I had invested my life. I had spent my life, out of the world’s horizon of possibilities, in one tiny area. I had invested most of my health and youthful vitality into two small children.

Homeschool them, He had whispered that day.

And through my tears, and hopes, I obeyed, never imagining how far into the horizon of my life this journey would take me.

And again, He said, year after year.

And when I look back now, with my hurting back of older age and the gray hairs that crown my face, it was a worthless life, one the world throws away.

“Heaven always recognizes the fathers and the mothers who pay the price and create momentum for following generations. Fathers and mothers, in eternity, always receive benefits (if you will) from what their investment provided in future generations . . .

Be willing to be the first in your family to break into something.

Be willing to pay the price to get a breakthrough that the rest of your descendants will benefit from because heaven applauds those whose . . . anointing is less, but they created the momentum so that another generation could inherit it and take it to a place they never had time to go.”

Bill Johnson in The Test For Promotion

“She threw away her talents!” they exclaim. My national government, the university and others had thrown money at me in my youth. “Study and take this valued position,” they offered.

And I did, for a while.

And then I homeschooled my kids for many, many years.

Why?

I don’t know.

I’m following my Saviour, and this is where He led me.

He seems to be leading some others there, too.

I am not a chess player, but only one of His pieces.

I must trust that my life, rightly lived, opens the door to the wind of the spirit of His work in the world.

And where is He leading me next?

It doesn’t matter.

Because in His arms, I can place the stewardship of my life. I feel alive there. I pray for you, too, to be set free from the snares of the approval our society offers, entangled by the search for ever more wealth, when we have enough food for today.

I pray for the strength to invest in little people if He calls you to set aside time for this.

And not everyone is called to homeschool, of course.

But wherever He calls you, I pray you follow.

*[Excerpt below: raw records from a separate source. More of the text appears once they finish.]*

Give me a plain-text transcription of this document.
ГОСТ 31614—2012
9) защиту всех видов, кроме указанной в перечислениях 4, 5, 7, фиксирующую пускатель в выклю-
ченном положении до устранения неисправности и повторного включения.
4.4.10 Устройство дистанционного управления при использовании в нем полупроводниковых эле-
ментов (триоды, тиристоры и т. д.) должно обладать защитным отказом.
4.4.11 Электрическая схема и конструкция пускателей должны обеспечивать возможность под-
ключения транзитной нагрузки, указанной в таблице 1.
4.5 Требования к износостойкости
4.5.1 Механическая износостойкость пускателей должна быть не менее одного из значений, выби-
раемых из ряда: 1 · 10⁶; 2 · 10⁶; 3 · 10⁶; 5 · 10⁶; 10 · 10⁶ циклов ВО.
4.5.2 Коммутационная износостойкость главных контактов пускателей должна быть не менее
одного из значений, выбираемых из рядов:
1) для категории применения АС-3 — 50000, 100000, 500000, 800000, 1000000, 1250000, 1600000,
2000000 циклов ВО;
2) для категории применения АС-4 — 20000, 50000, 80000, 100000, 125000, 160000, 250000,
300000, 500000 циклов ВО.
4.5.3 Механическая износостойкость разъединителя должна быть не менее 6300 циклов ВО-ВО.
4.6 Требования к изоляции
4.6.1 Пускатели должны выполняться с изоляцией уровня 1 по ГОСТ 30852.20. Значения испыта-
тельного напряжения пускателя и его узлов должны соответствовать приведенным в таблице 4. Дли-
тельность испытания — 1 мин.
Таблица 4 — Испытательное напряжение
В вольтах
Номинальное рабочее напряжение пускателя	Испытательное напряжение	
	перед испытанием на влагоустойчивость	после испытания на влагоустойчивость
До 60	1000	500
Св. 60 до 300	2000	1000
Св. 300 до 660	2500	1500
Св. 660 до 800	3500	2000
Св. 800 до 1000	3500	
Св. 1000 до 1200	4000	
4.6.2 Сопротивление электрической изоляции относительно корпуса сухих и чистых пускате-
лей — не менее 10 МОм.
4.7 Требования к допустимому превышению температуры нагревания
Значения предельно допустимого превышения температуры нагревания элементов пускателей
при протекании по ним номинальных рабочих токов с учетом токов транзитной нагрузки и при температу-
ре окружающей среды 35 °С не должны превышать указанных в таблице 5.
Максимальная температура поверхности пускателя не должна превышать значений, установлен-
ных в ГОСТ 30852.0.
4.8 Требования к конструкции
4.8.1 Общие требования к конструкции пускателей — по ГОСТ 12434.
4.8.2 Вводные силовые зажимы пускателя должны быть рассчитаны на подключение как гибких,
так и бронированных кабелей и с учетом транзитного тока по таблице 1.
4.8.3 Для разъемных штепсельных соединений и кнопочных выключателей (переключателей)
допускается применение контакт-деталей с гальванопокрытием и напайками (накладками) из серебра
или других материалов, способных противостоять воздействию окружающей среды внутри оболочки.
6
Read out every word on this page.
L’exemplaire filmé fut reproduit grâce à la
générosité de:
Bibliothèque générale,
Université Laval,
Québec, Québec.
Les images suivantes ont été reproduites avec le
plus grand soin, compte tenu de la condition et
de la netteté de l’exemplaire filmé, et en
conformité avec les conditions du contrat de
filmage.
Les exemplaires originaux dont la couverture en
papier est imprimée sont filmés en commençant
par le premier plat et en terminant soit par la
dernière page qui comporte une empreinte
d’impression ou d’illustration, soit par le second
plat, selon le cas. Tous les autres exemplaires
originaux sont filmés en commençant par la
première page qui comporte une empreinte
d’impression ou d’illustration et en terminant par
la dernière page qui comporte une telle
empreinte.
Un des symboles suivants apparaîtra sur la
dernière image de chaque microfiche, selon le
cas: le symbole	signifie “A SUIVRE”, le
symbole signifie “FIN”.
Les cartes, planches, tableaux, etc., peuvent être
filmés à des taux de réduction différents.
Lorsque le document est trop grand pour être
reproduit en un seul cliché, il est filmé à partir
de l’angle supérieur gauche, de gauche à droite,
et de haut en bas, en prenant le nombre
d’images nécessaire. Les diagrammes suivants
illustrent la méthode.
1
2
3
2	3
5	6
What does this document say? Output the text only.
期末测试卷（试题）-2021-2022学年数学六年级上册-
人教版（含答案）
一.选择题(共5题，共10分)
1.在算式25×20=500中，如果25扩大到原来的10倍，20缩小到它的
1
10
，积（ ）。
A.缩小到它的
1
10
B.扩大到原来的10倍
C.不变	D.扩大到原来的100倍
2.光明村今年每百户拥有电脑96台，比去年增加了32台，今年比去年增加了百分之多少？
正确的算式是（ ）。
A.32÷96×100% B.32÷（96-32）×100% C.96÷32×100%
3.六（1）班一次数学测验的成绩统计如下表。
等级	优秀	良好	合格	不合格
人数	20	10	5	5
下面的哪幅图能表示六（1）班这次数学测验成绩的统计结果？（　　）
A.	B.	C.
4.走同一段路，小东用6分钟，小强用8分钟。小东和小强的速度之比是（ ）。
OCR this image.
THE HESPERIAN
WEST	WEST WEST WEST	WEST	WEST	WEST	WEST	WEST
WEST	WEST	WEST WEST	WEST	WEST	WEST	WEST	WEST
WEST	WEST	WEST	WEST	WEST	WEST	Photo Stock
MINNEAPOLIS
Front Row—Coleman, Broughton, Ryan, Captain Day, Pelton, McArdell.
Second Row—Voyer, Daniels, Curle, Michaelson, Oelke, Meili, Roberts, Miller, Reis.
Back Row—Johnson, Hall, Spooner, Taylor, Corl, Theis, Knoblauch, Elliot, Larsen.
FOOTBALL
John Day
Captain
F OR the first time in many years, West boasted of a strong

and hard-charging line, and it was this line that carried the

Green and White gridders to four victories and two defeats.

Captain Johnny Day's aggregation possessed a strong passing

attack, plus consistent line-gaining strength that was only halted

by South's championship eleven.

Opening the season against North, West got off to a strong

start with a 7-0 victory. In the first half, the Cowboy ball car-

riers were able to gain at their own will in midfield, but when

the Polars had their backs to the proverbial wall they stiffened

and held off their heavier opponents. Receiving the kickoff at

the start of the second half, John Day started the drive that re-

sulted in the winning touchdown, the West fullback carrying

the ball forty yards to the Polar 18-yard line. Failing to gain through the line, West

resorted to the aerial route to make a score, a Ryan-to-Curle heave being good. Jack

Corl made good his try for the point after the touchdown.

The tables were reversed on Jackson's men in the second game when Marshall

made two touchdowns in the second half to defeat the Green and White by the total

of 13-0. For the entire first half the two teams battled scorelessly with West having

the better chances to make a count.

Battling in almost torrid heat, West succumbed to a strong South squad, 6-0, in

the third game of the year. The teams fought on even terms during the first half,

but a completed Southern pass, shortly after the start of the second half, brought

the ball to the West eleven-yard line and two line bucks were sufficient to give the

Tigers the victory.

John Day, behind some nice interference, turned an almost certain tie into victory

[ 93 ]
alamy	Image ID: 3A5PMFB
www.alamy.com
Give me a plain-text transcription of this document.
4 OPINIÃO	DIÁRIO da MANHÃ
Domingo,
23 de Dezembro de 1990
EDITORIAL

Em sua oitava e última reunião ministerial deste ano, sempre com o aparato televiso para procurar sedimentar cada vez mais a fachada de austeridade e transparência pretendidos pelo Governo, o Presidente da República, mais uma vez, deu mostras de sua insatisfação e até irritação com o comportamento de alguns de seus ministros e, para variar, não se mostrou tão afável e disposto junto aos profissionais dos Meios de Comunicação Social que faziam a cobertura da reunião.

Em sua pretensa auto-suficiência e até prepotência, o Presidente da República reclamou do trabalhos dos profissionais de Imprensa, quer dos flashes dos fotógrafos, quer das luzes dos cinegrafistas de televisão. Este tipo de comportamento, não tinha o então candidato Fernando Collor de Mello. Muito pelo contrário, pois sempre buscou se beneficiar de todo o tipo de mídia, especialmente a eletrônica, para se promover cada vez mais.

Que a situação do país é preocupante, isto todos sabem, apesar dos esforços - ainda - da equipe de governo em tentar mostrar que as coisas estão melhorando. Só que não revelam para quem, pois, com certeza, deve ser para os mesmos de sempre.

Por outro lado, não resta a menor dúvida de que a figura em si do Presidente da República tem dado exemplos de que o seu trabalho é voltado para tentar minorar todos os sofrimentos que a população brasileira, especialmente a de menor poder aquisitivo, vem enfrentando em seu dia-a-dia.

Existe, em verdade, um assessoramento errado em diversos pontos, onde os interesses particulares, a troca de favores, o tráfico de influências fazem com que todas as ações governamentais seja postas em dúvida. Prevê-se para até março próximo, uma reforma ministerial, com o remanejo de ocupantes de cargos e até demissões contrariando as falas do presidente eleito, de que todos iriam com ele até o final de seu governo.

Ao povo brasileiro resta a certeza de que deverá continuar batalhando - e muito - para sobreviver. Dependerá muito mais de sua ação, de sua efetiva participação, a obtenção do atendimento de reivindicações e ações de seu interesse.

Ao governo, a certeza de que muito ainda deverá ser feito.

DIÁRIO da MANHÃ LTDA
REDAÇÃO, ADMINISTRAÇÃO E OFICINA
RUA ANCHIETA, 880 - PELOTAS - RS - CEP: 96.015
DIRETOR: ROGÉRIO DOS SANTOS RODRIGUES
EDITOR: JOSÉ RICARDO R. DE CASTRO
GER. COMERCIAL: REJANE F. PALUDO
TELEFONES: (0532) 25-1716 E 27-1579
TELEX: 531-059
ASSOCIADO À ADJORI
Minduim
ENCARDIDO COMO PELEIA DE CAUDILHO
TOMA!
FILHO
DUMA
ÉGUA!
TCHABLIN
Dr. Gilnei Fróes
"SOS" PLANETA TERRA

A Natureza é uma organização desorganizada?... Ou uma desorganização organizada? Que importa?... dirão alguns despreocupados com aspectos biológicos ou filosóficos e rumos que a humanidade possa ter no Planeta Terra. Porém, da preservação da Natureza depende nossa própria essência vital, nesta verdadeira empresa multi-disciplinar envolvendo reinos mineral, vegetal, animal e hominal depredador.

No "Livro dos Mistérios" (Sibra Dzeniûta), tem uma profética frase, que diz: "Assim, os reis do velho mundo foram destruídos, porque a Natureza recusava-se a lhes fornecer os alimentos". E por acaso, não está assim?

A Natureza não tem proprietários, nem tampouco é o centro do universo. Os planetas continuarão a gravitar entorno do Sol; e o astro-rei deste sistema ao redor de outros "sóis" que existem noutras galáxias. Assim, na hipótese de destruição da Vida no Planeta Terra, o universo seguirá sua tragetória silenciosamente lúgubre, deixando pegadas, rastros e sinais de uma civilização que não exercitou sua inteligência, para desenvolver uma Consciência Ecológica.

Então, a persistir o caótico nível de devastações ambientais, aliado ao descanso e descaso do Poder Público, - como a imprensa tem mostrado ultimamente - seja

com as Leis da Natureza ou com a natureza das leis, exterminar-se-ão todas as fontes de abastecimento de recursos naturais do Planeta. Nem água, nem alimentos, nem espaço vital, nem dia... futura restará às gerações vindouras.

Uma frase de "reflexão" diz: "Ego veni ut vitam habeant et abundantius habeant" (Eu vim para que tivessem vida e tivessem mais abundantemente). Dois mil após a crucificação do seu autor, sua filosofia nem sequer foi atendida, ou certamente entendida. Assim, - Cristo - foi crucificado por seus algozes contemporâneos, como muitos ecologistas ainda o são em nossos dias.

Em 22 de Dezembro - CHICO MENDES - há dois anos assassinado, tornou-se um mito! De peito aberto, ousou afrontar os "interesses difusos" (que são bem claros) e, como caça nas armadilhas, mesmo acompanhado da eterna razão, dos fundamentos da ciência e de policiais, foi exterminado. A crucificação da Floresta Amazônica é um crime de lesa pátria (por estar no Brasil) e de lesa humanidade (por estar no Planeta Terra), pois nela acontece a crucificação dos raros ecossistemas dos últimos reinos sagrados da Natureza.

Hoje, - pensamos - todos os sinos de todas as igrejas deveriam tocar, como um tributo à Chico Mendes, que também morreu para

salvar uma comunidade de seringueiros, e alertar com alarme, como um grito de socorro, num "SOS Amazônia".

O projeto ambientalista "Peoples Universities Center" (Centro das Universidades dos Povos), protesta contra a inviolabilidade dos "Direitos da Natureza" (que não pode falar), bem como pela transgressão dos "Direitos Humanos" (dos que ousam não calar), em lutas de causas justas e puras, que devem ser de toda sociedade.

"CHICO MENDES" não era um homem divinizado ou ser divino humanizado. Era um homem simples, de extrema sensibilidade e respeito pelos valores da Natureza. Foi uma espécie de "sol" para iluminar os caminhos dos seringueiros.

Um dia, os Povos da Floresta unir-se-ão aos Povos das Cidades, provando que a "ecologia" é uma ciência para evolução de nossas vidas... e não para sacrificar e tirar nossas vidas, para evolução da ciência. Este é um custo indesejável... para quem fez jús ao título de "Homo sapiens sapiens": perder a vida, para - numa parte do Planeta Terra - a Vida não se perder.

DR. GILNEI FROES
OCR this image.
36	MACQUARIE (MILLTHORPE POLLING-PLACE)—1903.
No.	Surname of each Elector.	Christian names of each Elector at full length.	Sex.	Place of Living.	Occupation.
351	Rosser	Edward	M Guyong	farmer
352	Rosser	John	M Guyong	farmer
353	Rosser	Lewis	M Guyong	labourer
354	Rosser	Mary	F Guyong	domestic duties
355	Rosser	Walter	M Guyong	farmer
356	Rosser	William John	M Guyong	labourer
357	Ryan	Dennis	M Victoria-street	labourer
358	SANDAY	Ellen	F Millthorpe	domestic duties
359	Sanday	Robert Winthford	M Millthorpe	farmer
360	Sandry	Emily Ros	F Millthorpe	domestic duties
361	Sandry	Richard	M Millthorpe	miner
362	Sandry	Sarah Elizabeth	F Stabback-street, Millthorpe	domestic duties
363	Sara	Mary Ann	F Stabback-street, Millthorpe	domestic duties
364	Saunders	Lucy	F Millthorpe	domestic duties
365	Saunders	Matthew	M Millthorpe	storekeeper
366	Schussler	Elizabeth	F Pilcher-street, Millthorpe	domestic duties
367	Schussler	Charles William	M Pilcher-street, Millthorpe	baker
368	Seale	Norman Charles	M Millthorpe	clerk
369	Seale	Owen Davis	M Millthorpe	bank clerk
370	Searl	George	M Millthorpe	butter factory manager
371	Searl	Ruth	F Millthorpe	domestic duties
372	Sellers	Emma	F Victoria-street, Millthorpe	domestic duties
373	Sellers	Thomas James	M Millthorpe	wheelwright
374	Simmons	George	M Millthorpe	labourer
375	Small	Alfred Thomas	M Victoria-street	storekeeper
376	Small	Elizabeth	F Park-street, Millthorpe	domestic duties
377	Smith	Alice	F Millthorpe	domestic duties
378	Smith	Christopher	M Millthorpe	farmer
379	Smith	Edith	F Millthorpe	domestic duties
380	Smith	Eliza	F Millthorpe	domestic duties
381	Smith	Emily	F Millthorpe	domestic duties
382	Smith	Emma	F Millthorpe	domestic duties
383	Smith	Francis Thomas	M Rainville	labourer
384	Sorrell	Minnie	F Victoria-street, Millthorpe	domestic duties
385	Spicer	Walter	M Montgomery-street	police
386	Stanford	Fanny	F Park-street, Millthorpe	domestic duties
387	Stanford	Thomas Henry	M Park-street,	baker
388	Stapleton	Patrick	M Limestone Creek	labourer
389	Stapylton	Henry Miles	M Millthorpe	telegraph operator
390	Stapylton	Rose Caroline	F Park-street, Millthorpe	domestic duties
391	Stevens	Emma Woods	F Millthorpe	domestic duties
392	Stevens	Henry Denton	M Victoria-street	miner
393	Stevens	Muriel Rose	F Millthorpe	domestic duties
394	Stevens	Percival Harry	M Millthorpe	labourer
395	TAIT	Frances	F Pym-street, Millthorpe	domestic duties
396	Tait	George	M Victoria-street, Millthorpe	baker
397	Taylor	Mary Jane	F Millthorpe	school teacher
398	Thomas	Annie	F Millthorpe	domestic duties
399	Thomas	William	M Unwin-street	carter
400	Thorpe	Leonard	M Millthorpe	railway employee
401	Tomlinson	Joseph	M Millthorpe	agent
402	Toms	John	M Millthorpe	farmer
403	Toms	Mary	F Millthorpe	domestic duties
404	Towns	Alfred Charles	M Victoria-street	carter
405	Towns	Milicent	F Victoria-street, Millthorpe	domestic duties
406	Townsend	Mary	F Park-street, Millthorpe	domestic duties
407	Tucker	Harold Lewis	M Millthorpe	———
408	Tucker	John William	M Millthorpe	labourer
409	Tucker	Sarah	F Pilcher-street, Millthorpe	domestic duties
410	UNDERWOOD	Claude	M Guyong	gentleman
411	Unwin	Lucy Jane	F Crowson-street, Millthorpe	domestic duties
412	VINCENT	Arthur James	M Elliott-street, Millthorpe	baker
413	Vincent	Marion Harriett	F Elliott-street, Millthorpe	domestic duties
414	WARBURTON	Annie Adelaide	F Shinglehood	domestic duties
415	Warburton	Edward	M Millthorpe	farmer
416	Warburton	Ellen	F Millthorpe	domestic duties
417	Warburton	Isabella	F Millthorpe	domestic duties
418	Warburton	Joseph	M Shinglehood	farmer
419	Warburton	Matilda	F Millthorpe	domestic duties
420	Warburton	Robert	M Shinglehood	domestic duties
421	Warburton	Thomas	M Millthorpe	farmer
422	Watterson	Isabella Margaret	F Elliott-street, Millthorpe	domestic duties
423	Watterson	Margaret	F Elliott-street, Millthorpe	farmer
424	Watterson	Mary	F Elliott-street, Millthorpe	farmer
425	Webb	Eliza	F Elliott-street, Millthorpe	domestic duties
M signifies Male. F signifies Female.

And in each season of our lives, may we lay down how we thought life would be and pick up the strange reality of His life at work through a group of people ready to join the adventure.

Where is He leading you in this season?

Need some water for the journey? I hold out my canteen to you. And come on, let’s rest in this cabin we stumbled across before we start again, journeying tomorrow.

A little rest will do us good.

“Come to me. Get away with me and you’ll recover your life. I’ll show you how to take a real rest . . . Keep company with me and you’ll learn to live freely and lightly.”

The Message

Have any food to share?

And may you have the strength to journey on again tomorrow, friend.

May the food God sends you be enough for today.

God then told Elijah . . . “You can drink fresh water from the brook; I’ve ordered the ravens to feed you.”

The Message

God, may we be awakened to see with Your eyes we pray.